The next laboratory module to be attached to Node 2 arrived in March aboard Space Shuttle Endeavour. The Japanese Kibo module was installed robotically and the mission included five EVAs for the outfitting of Kibo and the assembly of the Dextre robot that was also delivered by Endeavour. Eyharts was replaced by Garret Reisman when Endeavour departed after a docked mission of nearly 12 days, becoming the first Shuttle mission to use the Station to Shuttle Power Transfer System.

After Endeavour departed, the next vehicle to arrive at ISS was the first Automated Transfer Vehicle, Joules Verne.

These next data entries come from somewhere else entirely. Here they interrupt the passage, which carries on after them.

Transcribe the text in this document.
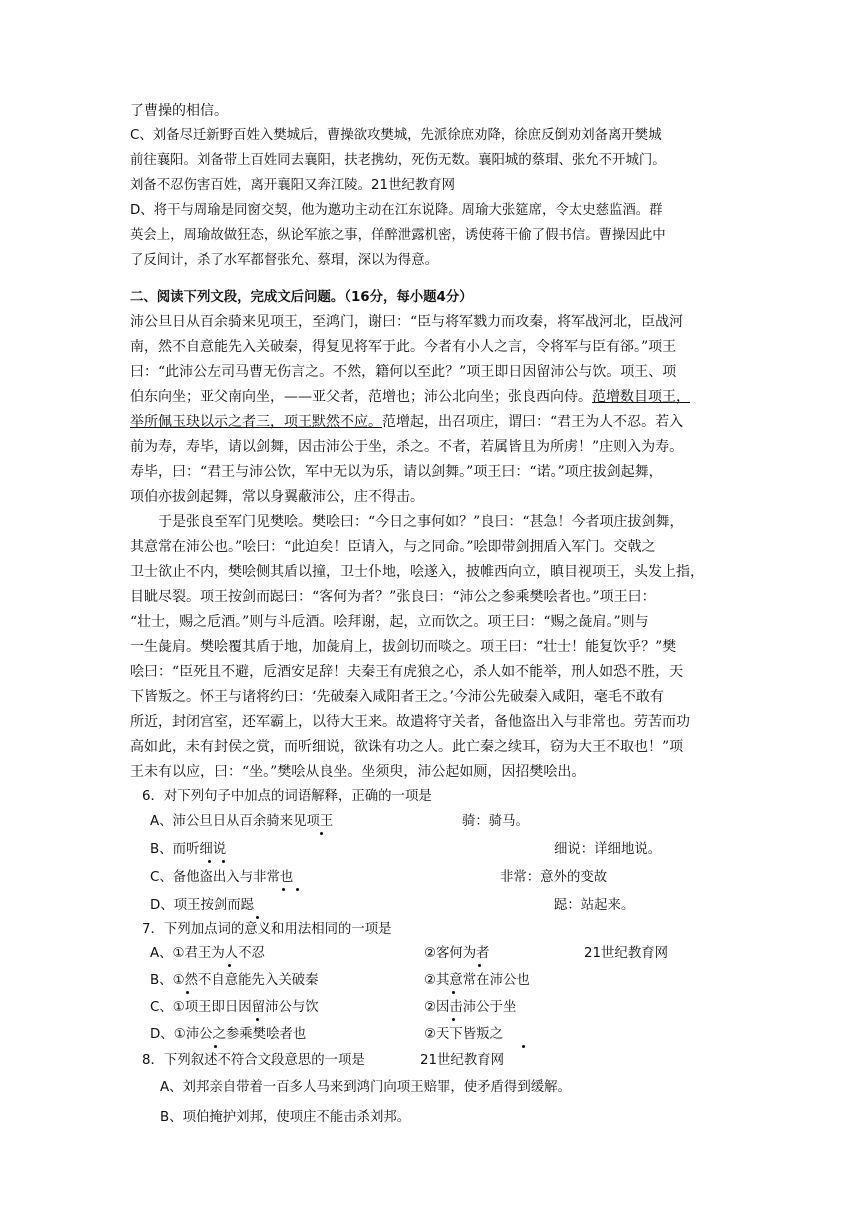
了曹操的相信。
C、刘备尽迁新野百姓入樊城后，曹操欲攻樊城，先派徐庶劝降，徐庶反倒劝刘备离开樊城
前往襄阳。刘备带上百姓同去襄阳，扶老携幼，死伤无数。襄阳城的蔡瑁、张允不开城门。
刘备不忍伤害百姓，离开襄阳又奔江陵。21世纪教育网
D、将干与周瑜是同窗交契，他为邀功主动在江东说降。周瑜大张筵席，令太史慈监酒。群
英会上，周瑜故做狂态，纵论军旅之事，佯醉泄露机密，诱使蒋干偷了假书信。曹操因此中
了反间计，杀了水军都督张允、蔡瑁，深以为得意。
二、阅读下列文段，完成文后问题。（16分，每小题4分）
沛公旦日从百余骑来见项王，至鸿门，谢曰：“臣与将军戮力而攻秦，将军战河北，臣战河
南，然不自意能先入关破秦，得复见将军于此。今者有小人之言，令将军与臣有郤。”项王
曰：“此沛公左司马曹无伤言之。不然，籍何以至此？”项王即日因留沛公与饮。项王、项
伯东向坐；亚父南向坐，——亚父者，范增也；沛公北向坐；张良西向侍。范增数目项王，
举所佩玉玦以示之者三，项王默然不应。范增起，出召项庄，谓曰：“君王为人不忍。若入
前为寿，寿毕，请以剑舞，因击沛公于坐，杀之。不者，若属皆且为所虏！”庄则入为寿。
寿毕，曰：“君王与沛公饮，军中无以为乐，请以剑舞。”项王曰：“诺。”项庄拔剑起舞，
项伯亦拔剑起舞，常以身翼蔽沛公，庄不得击。
　　于是张良至军门见樊哙。樊哙曰：“今日之事何如？”良曰：“甚急！今者项庄拔剑舞，
其意常在沛公也。”哙曰：“此迫矣！臣请入，与之同命。”哙即带剑拥盾入军门。交戟之
卫士欲止不内，樊哙侧其盾以撞，卫士仆地，哙遂入，披帷西向立，瞋目视项王，头发上指，
目眦尽裂。项王按剑而跽曰：“客何为者？”张良曰：“沛公之参乘樊哙者也。”项王曰：
“壮士，赐之卮酒。”则与斗卮酒。哙拜谢，起，立而饮之。项王曰：“赐之彘肩。”则与
一生彘肩。樊哙覆其盾于地，加彘肩上，拔剑切而啖之。项王曰：“壮士！能复饮乎？”樊
哙曰：“臣死且不避，卮酒安足辞！夫秦王有虎狼之心，杀人如不能举，刑人如恐不胜，天
下皆叛之。怀王与诸将约曰：‘先破秦入咸阳者王之。’今沛公先破秦入咸阳，毫毛不敢有
所近，封闭宫室，还军霸上，以待大王来。故遣将守关者，备他盗出入与非常也。劳苦而功
高如此，未有封侯之赏，而听细说，欲诛有功之人。此亡秦之续耳，窃为大王不取也！”项
王未有以应，曰：“坐。”樊哙从良坐。坐须臾，沛公起如厕，因招樊哙出。
6．对下列句子中加点的词语解释，正确的一项是
A、沛公旦日从百余骑来见项王	骑：骑马。
B、而听细说	细说：详细地说。
C、备他盗出入与非常也	非常：意外的变故
D、项王按剑而跽	跽：站起来。
7．下列加点词的意义和用法相同的一项是
A、①君王为人不忍	②客何为者	21世纪教育网
B、①然不自意能先入关破秦	②其意常在沛公也
C、①项王即日因留沛公与饮	②因击沛公于坐
D、①沛公之参乘樊哙者也	②天下皆叛之
8．下列叙述不符合文段意思的一项是	21世纪教育网
A、刘邦亲自带着一百多人马来到鸿门向项王赔罪，使矛盾得到缓解。
B、项伯掩护刘邦，使项庄不能击杀刘邦。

Soyuz TMA-12 arrived at ISS on April 10 bringing the next long-duration crew of Sergei Volkov and Oleg Kononenko to ISS along with the first Korean Astronaut Yi So-Yeon who returned to Earth with Yuri Malenchenko and Peggy Whitson. The three crew members were not treated to a gentle return to Earth – instead, their Soyuz went through a ballistic re-entry caused by a botched separation of the Soyuz Service Module due to one of five pyrotechnic bolts malfunctioning. The additional G-loads encountered by the crew during Entry caused some minor injuries such as bruises. A similar problem had occurred on the Soyuz TMA-10 mission.

Whitson’s fourth spaceflight was 191 days and 19 hours in duration.

Photo: NASA/GCTC
Photo: NASA/GCTC

From October 2009 to July 2012, Peggy Whitson was Chief of the Astronaut Office and she was in the running for the one-year mission to the International Space Station that would eventually be performed by Scott Kelly after concerns associated with accumulated radiation exposure arose for Whitson who had already spent over a year in orbit during her previous flights.

However, doctors cleared her for another half-year stint and, in October, 2014 information emerged that Whitson would fly as part of ISS Expedition 50/51 and serve as backup crew member for Expedition 48/49.

Whitson entered flight-specific training with her crew of Soyuz Commander Oleg Novitskiy and Thomas Pesquet including activities at the ISS partner agencies for systems and procedure familiarization as well as Soyuz training in Russia.

During her third long-duration mission to ISS, Whitson will serve as flight engineer during Expedition 50 before taking the role of Commander for Expedition 51 in 2017.